AI Governance

Agentic AI Governance

Governance specifically designed for autonomous AI agents that take actions in the real world — requiring structural enforcement because behavioural guidelines cannot be relied upon.

Agentic AI governance is the governance of AI agents — AI systems that don't just generate text or analyse data, but take autonomous actions: writing code, sending emails, making purchases, deploying software, creating documents.
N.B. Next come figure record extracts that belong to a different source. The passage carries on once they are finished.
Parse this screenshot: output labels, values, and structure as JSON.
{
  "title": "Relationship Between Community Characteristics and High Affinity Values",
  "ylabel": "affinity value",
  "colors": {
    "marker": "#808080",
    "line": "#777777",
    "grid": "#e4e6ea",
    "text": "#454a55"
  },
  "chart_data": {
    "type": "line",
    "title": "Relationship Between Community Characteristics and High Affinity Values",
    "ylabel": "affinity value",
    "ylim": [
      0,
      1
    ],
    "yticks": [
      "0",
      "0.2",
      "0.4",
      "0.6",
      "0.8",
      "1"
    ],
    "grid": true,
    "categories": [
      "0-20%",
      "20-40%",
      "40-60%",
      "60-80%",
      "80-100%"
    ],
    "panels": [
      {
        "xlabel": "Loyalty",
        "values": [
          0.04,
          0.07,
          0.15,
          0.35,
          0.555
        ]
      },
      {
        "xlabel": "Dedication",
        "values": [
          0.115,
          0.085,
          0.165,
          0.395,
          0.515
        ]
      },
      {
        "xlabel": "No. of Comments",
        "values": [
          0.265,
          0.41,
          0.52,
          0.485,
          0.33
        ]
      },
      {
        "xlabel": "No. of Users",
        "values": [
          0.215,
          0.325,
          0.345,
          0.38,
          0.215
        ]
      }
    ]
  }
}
Agentic AI creates unique governance challenges: - Agents act at machine speed, faster than humans can review individual actions - Agents may chain multiple actions together, creating compound effects - Agents can interact with external systems (email, APIs, databases) with real-world consequences - Agents may be given broad mandates that create ambiguity about what's permitted

Traditional AI governance (focused on model outputs, bias detection, and transparency) is necessary but insufficient for agentic AI. When an AI agent can push code to production, the governance question isn't "is the model biased?" — it's "does this agent have the authority to deploy, and are the constraints on that authority being enforced?"

Agentic AI governance requires structural enforcement: constraints checked at the moment of action, not guidelines hoped to be followed.

How Constellation handles this

Constellation is purpose-built for agentic AI governance. The governance gate intercepts AI agent tool calls via MCP before they execute, providing structural enforcement that behavioural guidelines cannot match.

Frequently Asked Questions

Why can't you just use system prompts for AI agent governance?

System prompts are behavioural — they instruct the agent what to do, but the agent can still deviate. Structural enforcement via governance gates operates at the infrastructure level, preventing the action from executing regardless of the agent's behaviour. System prompts are guidance; governance gates are enforcement.